Sunday, October 17, 2004

Saddam's Killing Fields

Our young men and women who died in Iraq have put a stop to Saddam's "killing fields." God bless them and their families!

Here is an excerpt from a Reuters article dated Tuesday, October 12, 2004:
...

The victims are believed to be minority Kurds killed during 1987-88. One trench contains only women and children, apparently killed by small arms. Another contains only men, apparently killed by automatic gunfire.

[Greg] Kehoe [a U.S. lawyer appointed by the White House to work with the Iraqi Special Tribunal] said the women and children had been taken from their villages with their belongings, including pots and pans, shot — often in the back of the head — then bulldozed into the trench.

Some of the mothers died still holding their children. One young boy still held a ball in his tiny arms. A thick stench hangs over the site, as well as at a makeshift morgue nearby.

"The youngest fetus we have was 18 to 20 fetal weeks.
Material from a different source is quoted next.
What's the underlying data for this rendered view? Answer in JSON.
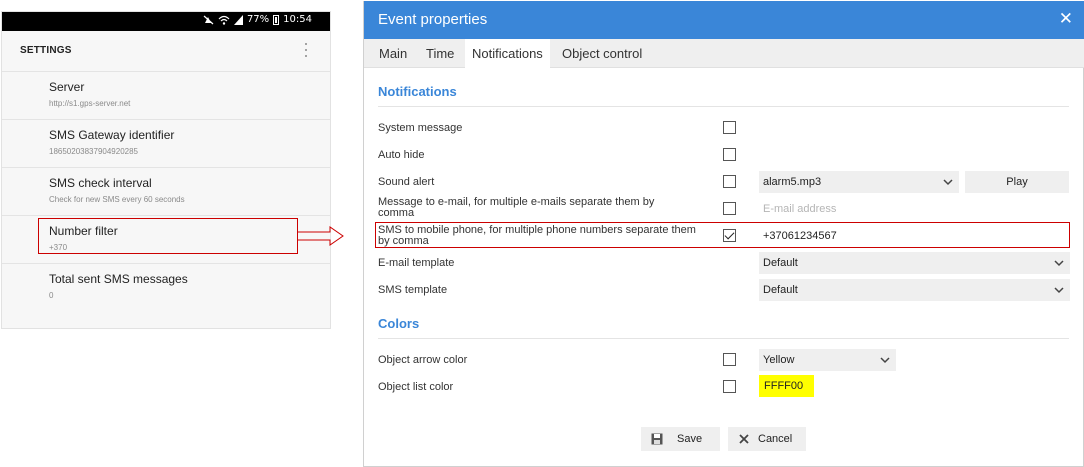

Tiny bones, femurs, thighbones the size of a matchstick," says investigating anthropologist P. Willey, of California.

International organizations estimate more than 300,000 people died under Saddam's 24-year rule and Iraq's Human Rights ministry has identified 40 possible mass graves countrywide.

Authorities hope careful investigations of the sites will provide enough evidence to convict Saddam and other senior members of his regime, now in U.S. detention, of crimes against humanity.

...

Did you catch that number? 300,000. THREE HUNDRED THOUSAND. That's the population of a good-sized American city. Possibly FORTY mass graves. Mothers and babies. Butchered for his pleasure. Are you eating dinner? I hope so.

How many MORE innocents would have been tortured and slaughtered if we had allowed the U.N. to continue "negotiating" with that monster? What a few of our soldiers did at Abu Graib was like tickling compared to what Saddam's henchmen committed there. Don't even talk to me about that comparison.

Freedom and security sometimes come at the ultimate price, and as far as I'm concerned, America is one of the few nations on earth that is willing to pay that price.

When the fear of reprisal among the Iraqis on the street subsides, we'll hear much more of their genuine gratitude toward America. For now, though, they still must be careful about what they say to the press.

Cultural change takes generations. It may never happen. But at least we stopped a man who played "genocide" the way we play baseball.